NEW DELHI: Asia’s naphtha refining profit margin rose for a second day on Wednesday after oil benchmarks weakened over interest rate fears, although the crack continued to trade in red over poor petrochemical demand.
The naphtha margin over Brent crude rose about $15 to minus $35.15 a metric ton. The first-half August naphtha traded $1.50 per ton higher than the following month.
At the Singapore window, energy trading arm of Shell bought 25,000 tons of first-half September naphtha from BP.
A flurry of gasoline trades at the window lifted the gasoline crack to $12.38 a barrel over Brent crude.
In another bullish signal to markets, gasoline inventories fell about 2.9 million barrels, market sources said, compared with estimates for a draw of 126,000.
Singapore and Fujairah inventory data are due later on Wednesday.
Singapore markets closed early on account of a public holiday on Thursday.
Oil prices edged higher on Wednesday after industry data showed a larger-than-expected drawdown of U.S. inventories signalling robust demand from the world’s biggest oil consumer, although interest rate-hike jitters limited the gains.

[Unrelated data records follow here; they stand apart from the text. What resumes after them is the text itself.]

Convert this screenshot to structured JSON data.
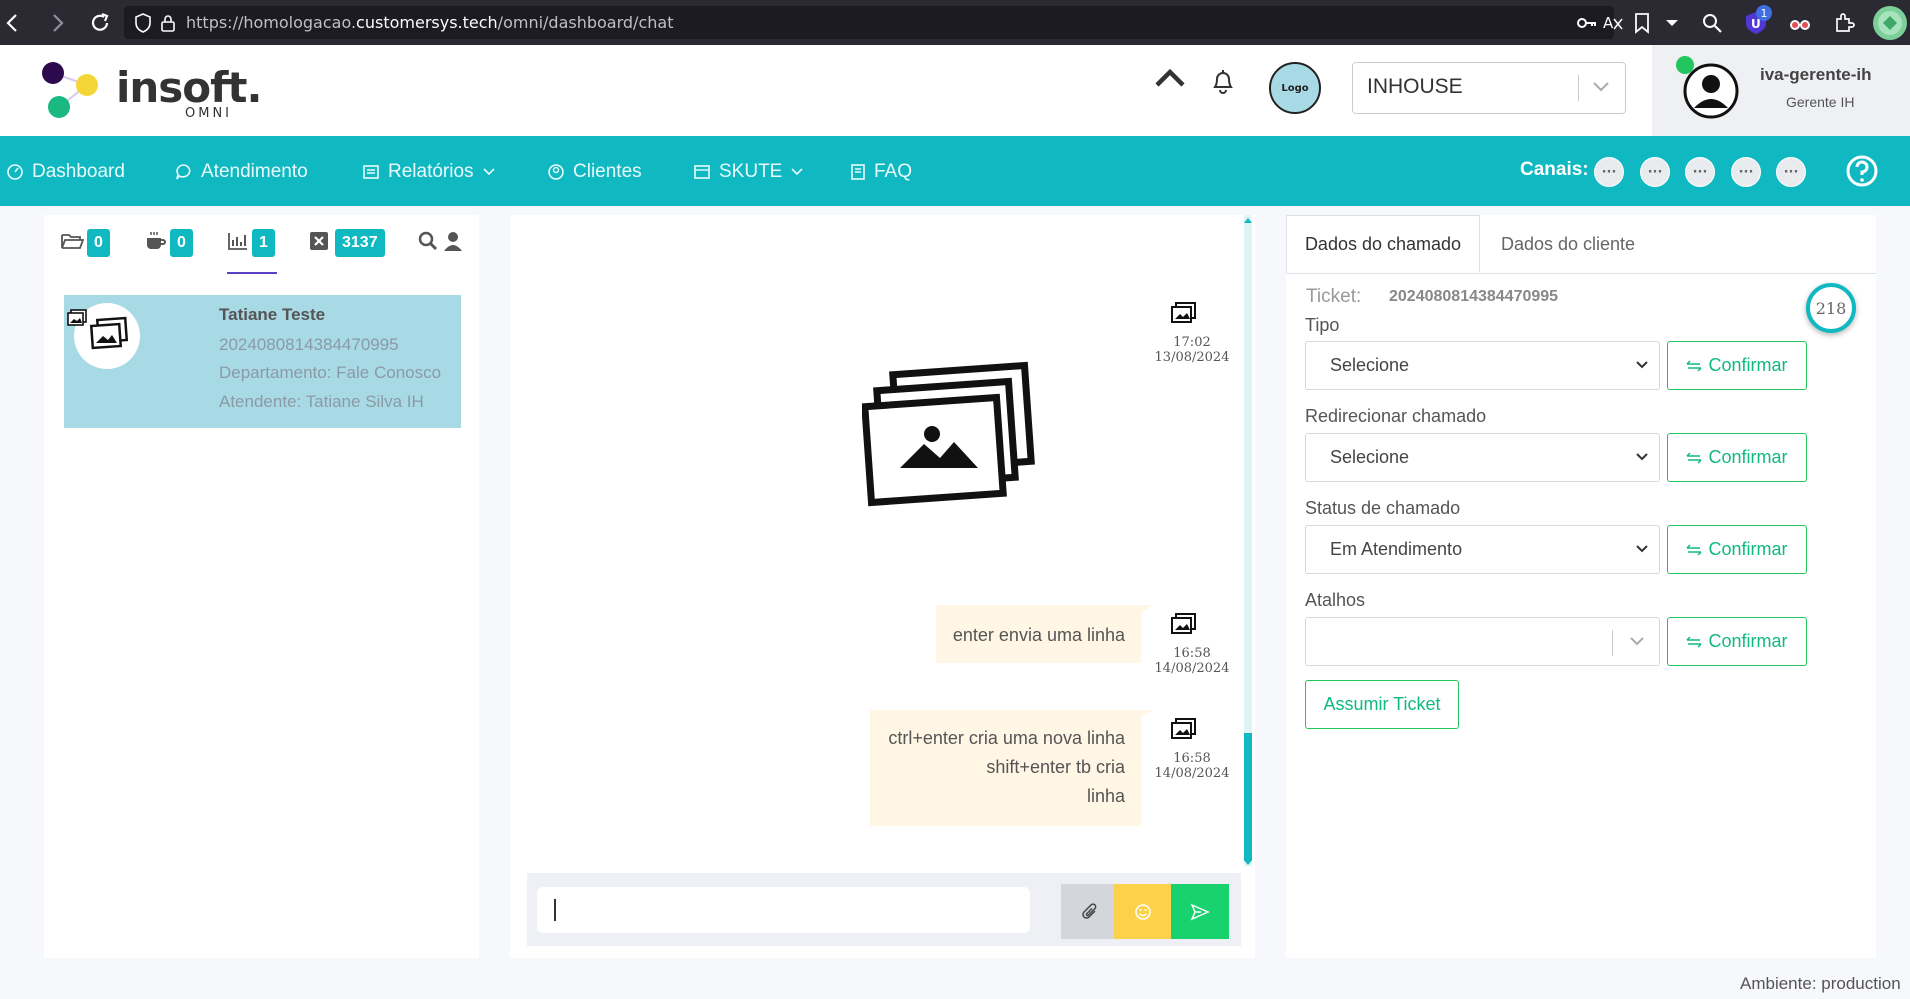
{
  "browser": {
    "url_prefix": "https://homologacao.",
    "url_domain": "customersys.tech",
    "url_path": "/omni/dashboard/chat",
    "ext_badge": "1"
  },
  "header": {
    "logo_text": "insoft.",
    "logo_sub": "OMNI",
    "company_logo": "Logo",
    "company_select": "INHOUSE",
    "user_name": "iva-gerente-ih",
    "user_role": "Gerente IH"
  },
  "nav": {
    "items": [
      {
        "label": "Dashboard",
        "icon": "dashboard-icon"
      },
      {
        "label": "Atendimento",
        "icon": "chat-icon"
      },
      {
        "label": "Relatórios",
        "icon": "report-icon"
      },
      {
        "label": "Clientes",
        "icon": "clients-icon"
      },
      {
        "label": "SKUTE",
        "icon": "skute-icon"
      },
      {
        "label": "FAQ",
        "icon": "faq-icon"
      }
    ],
    "canais_label": "Canais:",
    "canal_dots": [
      "···",
      "···",
      "···",
      "···",
      "···"
    ]
  },
  "queue_tabs": {
    "open_count": "0",
    "paused_count": "0",
    "active_count": "1",
    "closed_count": "3137"
  },
  "ticket_card": {
    "name": "Tatiane Teste",
    "ticket_id": "2024080814384470995",
    "department": "Departamento: Fale Conosco",
    "agent": "Atendente: Tatiane Silva IH"
  },
  "messages": [
    {
      "type": "image",
      "time": "17:02",
      "date": "13/08/2024"
    },
    {
      "type": "text",
      "text": "enter envia uma linha",
      "time": "16:58",
      "date": "14/08/2024"
    },
    {
      "type": "text",
      "lines": [
        "ctrl+enter cria uma nova linha",
        "shift+enter tb cria",
        "linha"
      ],
      "time": "16:58",
      "date": "14/08/2024"
    }
  ],
  "details": {
    "tab_ticket": "Dados do chamado",
    "tab_client": "Dados do cliente",
    "ticket_label": "Ticket:",
    "ticket_id": "2024080814384470995",
    "counter": "218",
    "tipo_label": "Tipo",
    "tipo_value": "Selecione",
    "redirect_label": "Redirecionar chamado",
    "redirect_value": "Selecione",
    "status_label": "Status de chamado",
    "status_value": "Em Atendimento",
    "atalhos_label": "Atalhos",
    "atalhos_value": "",
    "confirm_label": "Confirmar",
    "assume_label": "Assumir Ticket"
  },
  "footer": {
    "env": "Ambiente: production"
  },
  "colors": {
    "primary": "#10b8c2",
    "card": "#a8dae6",
    "bubble": "#fff6e5",
    "confirm": "#22c55e",
    "emoji_btn": "#fdd14a",
    "send_btn": "#18d26e"
  }
}
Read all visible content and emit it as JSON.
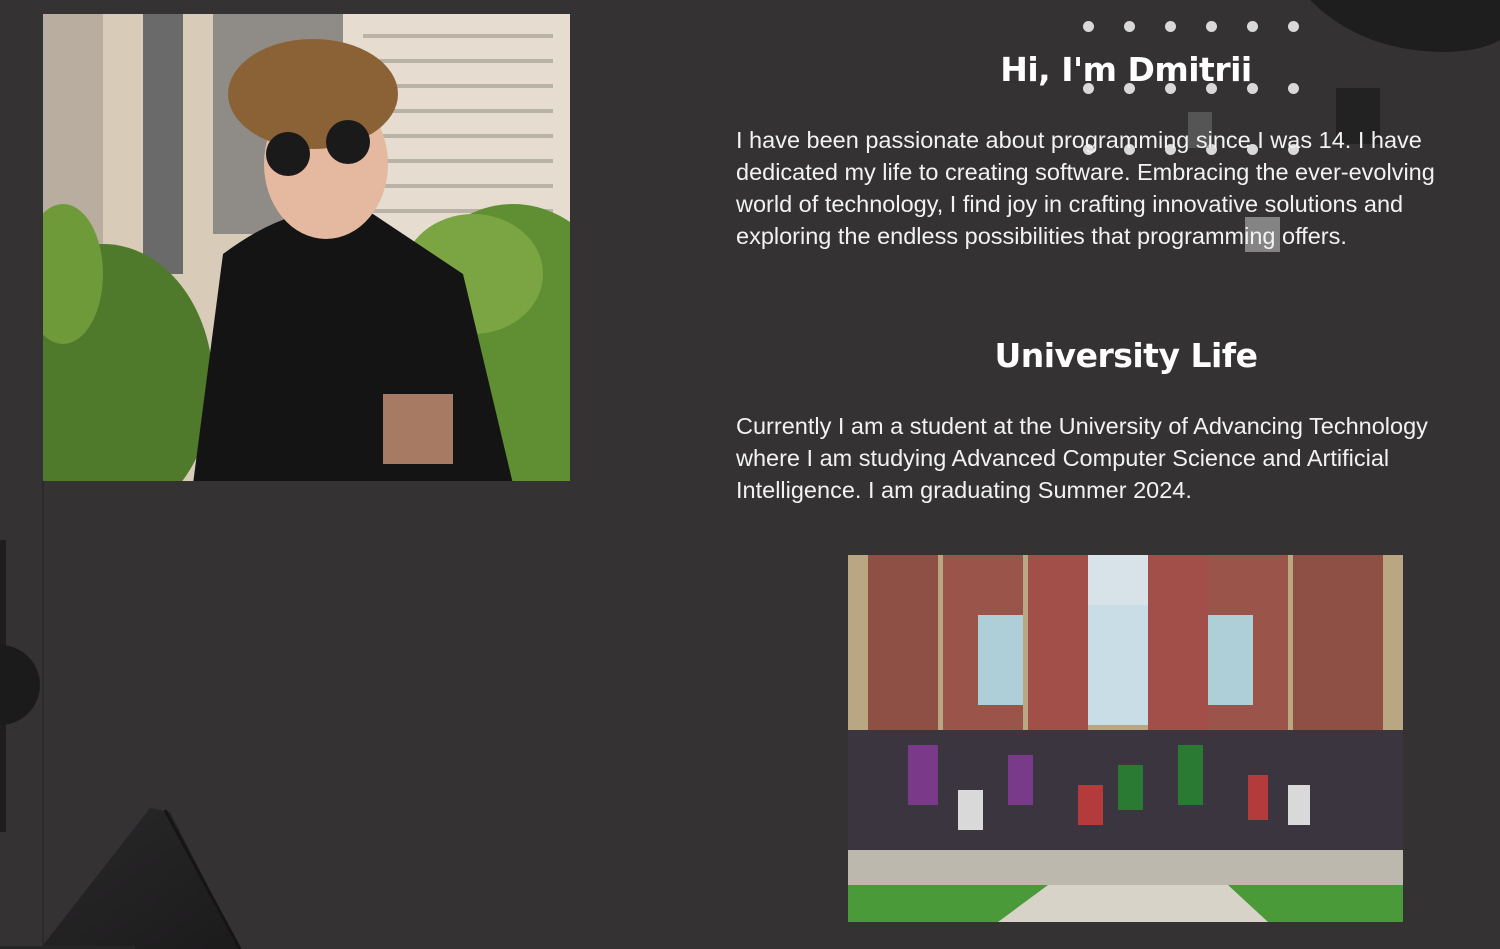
{
  "hero": {
    "title": "Hi, I'm Dmitrii",
    "bio": "I have been passionate about programming since I was 14. I have dedicated my life to creating software. Embracing the ever-evolving world of technology, I find joy in crafting innovative solutions and exploring the endless possibilities that programming offers."
  },
  "university": {
    "title": "University Life",
    "text": "Currently I am a student at the University of Advancing Technology where I am studying Advanced Computer Science and Artificial Intelligence. I am graduating Summer 2024."
  },
  "images": {
    "portrait": "portrait-photo",
    "campus": "university-group-photo"
  },
  "colors": {
    "background": "#343233",
    "text": "#ffffff",
    "dots": "#d9d9d9",
    "shapes": "#1f1e1f"
  }
}
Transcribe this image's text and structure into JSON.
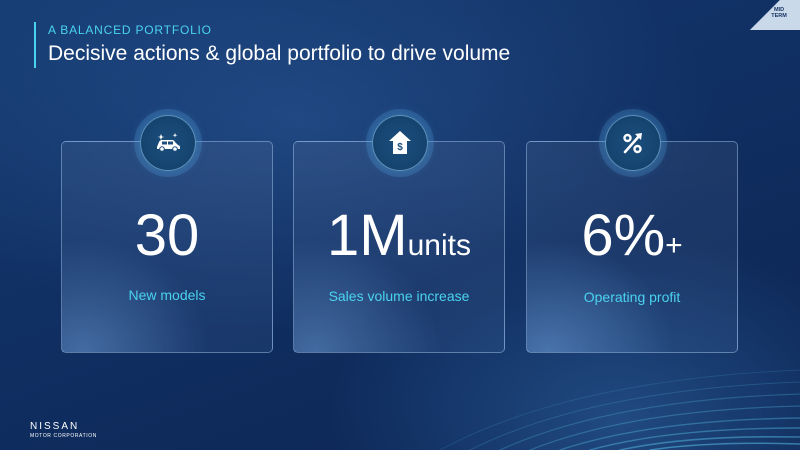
{
  "header": {
    "eyebrow": "A BALANCED PORTFOLIO",
    "title": "Decisive actions & global portfolio to drive volume",
    "corner_label": "MID TERM"
  },
  "cards": [
    {
      "icon": "car-sparkle-icon",
      "value": "30",
      "suffix": "",
      "label": "New models"
    },
    {
      "icon": "house-dollar-up-icon",
      "value": "1M",
      "suffix": "units",
      "label": "Sales volume increase"
    },
    {
      "icon": "percent-arrow-icon",
      "value": "6%",
      "suffix": "+",
      "label": "Operating profit"
    }
  ],
  "footer": {
    "brand": "NISSAN",
    "brand_sub": "MOTOR CORPORATION"
  },
  "colors": {
    "accent": "#4ad3f0",
    "background": "#102f62"
  }
}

Russia’s energy ministry said it sees no shortage of gasoline in the domestic market, with companies having cut their exports and increased production after gradually completing planned maintenance work.
Brent crude futures slipped to a discount to Dubai quotes on Wednesday for the first time since November 2020, amid worries about looming interest rate hikes dampening growth and fuel demand in the U.S. and Europe, trade sources said.